AMARCORD

Capturing the motion of dance in a flowing, data-driven physical installation

AMARCORD bridges the worlds of art and technology, transforming the fleeting essence of dance into a tangible, abstract installation. By tracing a dancer’s movements, parametric modeling generates a tubular structure where each element reflects temporal and kinetic variations. Advanced 3D printing produces polycarbonate modules with dynamic cross-sections, while a CNC tube-bending machine shapes unique curves, guided by a custom algorithm developed by Indexlab. Augmented reality integrates the assembly process, aligning a digital twin with physical components to ensure seamless construction. The result is an artwork that redefines motion in material form, demonstrating the potential of computational design and digital tools in creative representation.
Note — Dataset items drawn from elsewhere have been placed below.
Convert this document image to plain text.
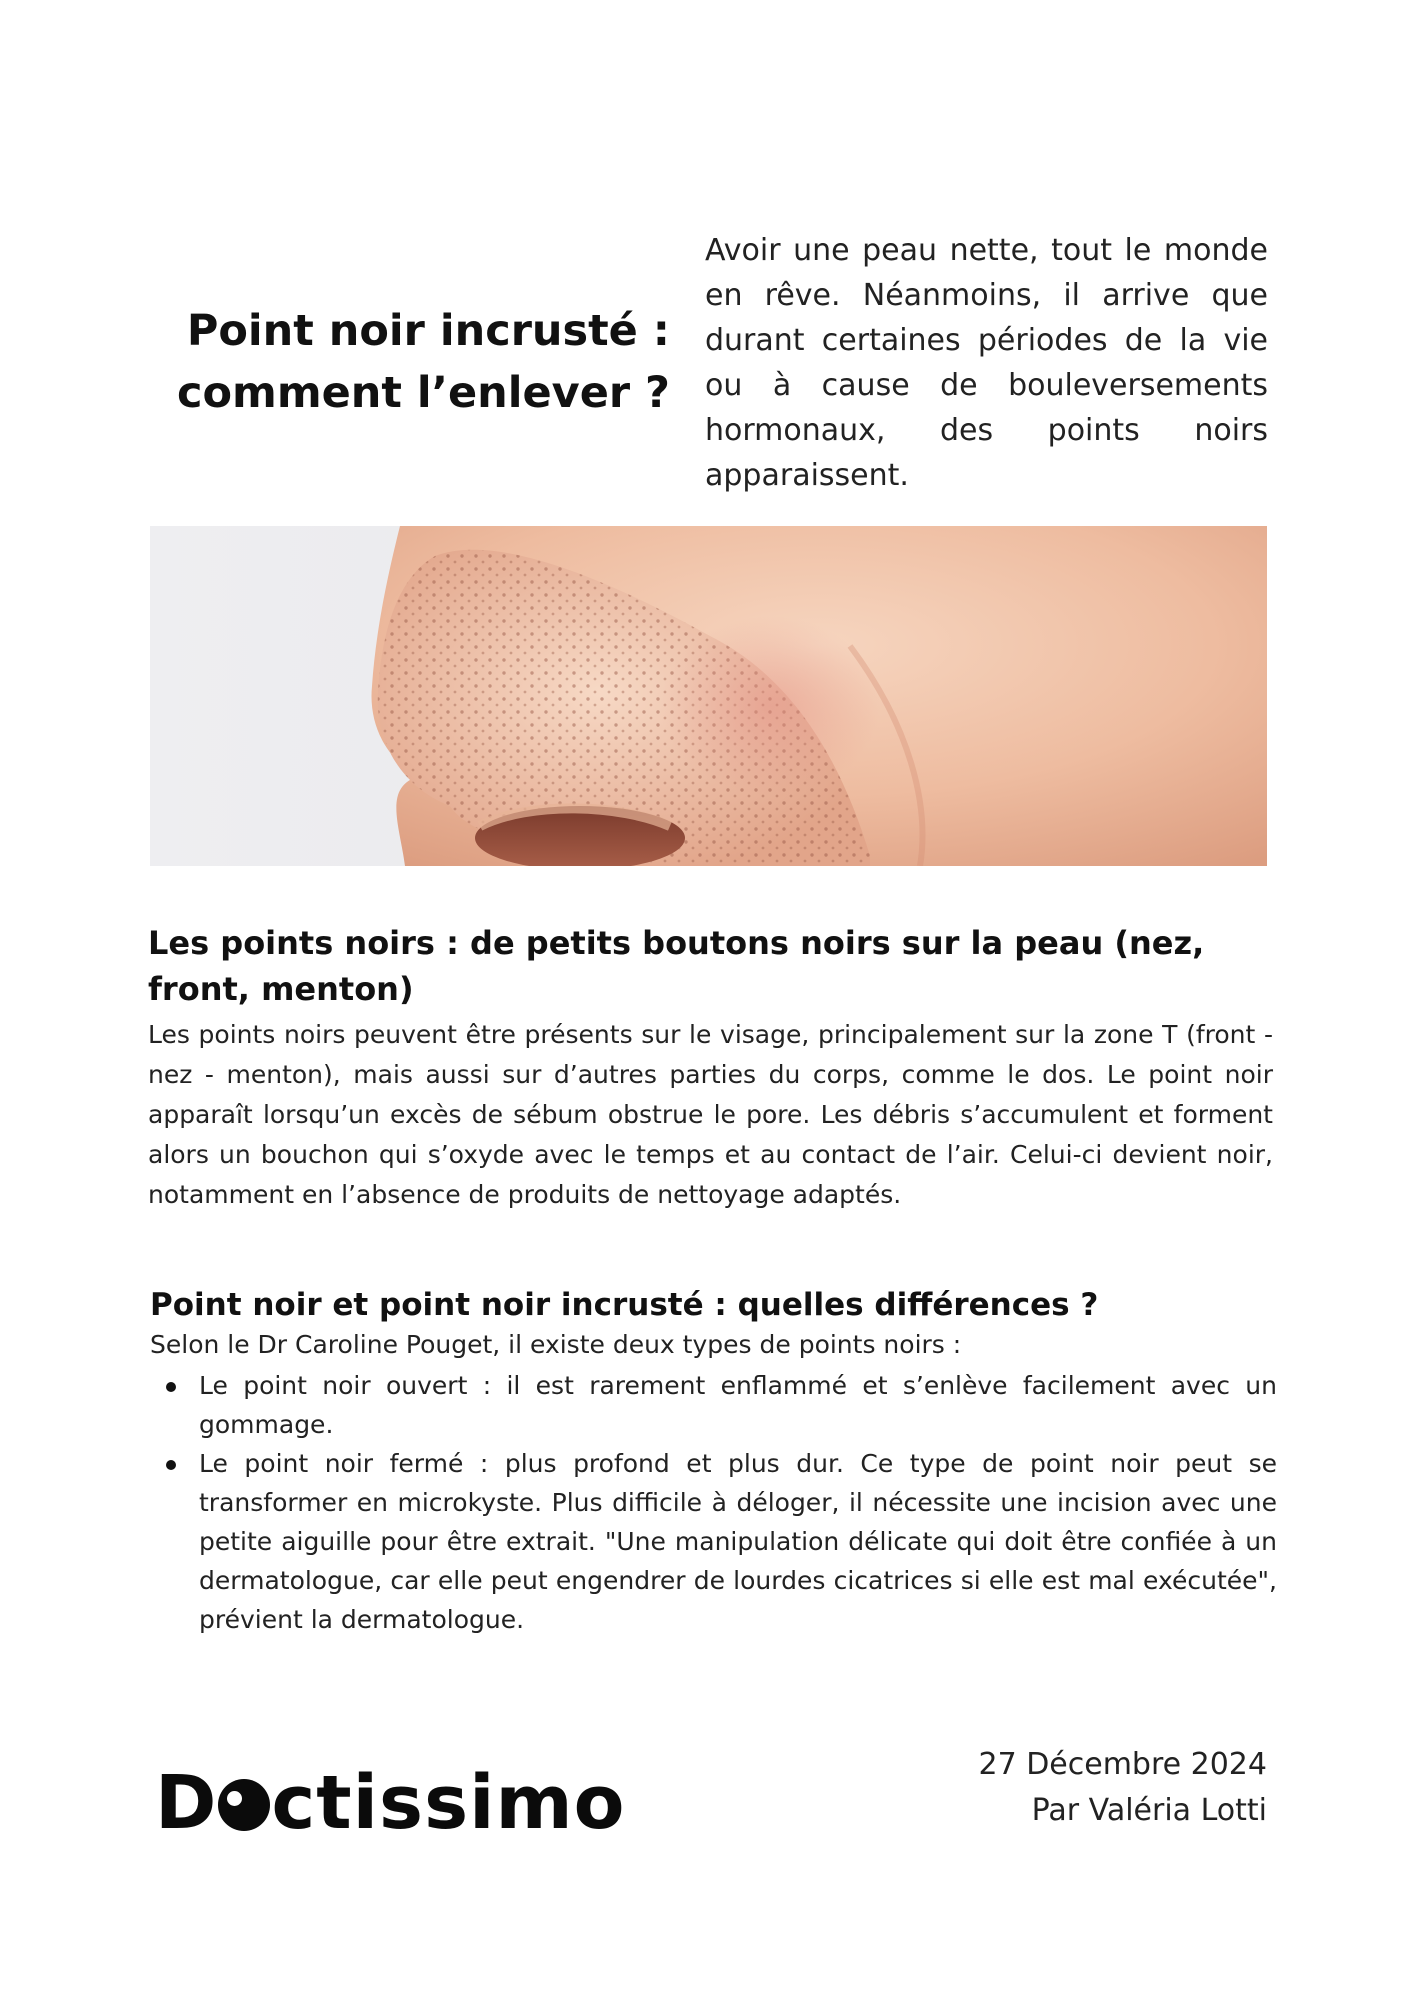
Point noir incrusté :
comment l’enlever ?

Avoir une peau nette, tout le monde en rêve. Néanmoins, il arrive que durant certaines périodes de la vie ou à cause de bouleversements hormonaux, des points noirs apparaissent.

Les points noirs : de petits boutons noirs sur la peau (nez, front, menton)

Les points noirs peuvent être présents sur le visage, principalement sur la zone T (front - nez - menton), mais aussi sur d’autres parties du corps, comme le dos. Le point noir apparaît lorsqu’un excès de sébum obstrue le pore. Les débris s’accumulent et forment alors un bouchon qui s’oxyde avec le temps et au contact de l’air. Celui-ci devient noir, notamment en l’absence de produits de nettoyage adaptés.

Point noir et point noir incrusté : quelles différences ?

Selon le Dr Caroline Pouget, il existe deux types de points noirs :

Le point noir ouvert : il est rarement enflammé et s’enlève facilement avec un gommage.
Le point noir fermé : plus profond et plus dur. Ce type de point noir peut se transformer en microkyste. Plus difficile à déloger, il nécessite une incision avec une petite aiguille pour être extrait. "Une manipulation délicate qui doit être confiée à un dermatologue, car elle peut engendrer de lourdes cicatrices si elle est mal exécutée", prévient la dermatologue.
D ctissimo	27 Décembre 2024
Par Valéria Lotti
AMARCORD reinterprets the transient beauty of dance into a material and technological form. The project aims to convey immediacy and movement through a sculptural installation, combining cutting-edge fabrication techniques and algorithmic design. By translating the motion of a dancer into a tubular structure, the work explores the interplay between the ephemerality of performance and the permanence of material.

The dancer’s movements are captured and traced into dynamic trajectories using motion-tracking technology. These trajectories are reinterpreted as continuous curved lines in a parametric model, designed in Rhino and Grasshopper. The model incorporates temporal and kinetic variations, expressed through changing cross-sections along the tubular framework.
A CNC tube-bending machine shapes the structure’s unique curves, with no two bends repeating. A custom algorithm, developed by Indexlab, translates parametric data into instructions for the machine, ensuring the physical tubes reflect the computational design.
Polycarbonate modules, 3D-printed with layer variations, add another dimension of temporal expression. The assembly of these highly individualized components relies on augmented reality, which overlays a digital twin onto the physical structure. This process provides a guided sequence for accurate alignment and assembly, transforming complexity into an achievable reality.

The final installation materializes dance as a flowing, tubular structure, where every curve and cross-section embodies a specific moment of motion. CNC bending and algorithmic design create a unique identity for each segment, while augmented reality ensures precision in assembling the non-repetitive elements. The integration of parametric modeling, digital fabrication, and augmented reality highlights the ability of these tools to expand creative possibilities.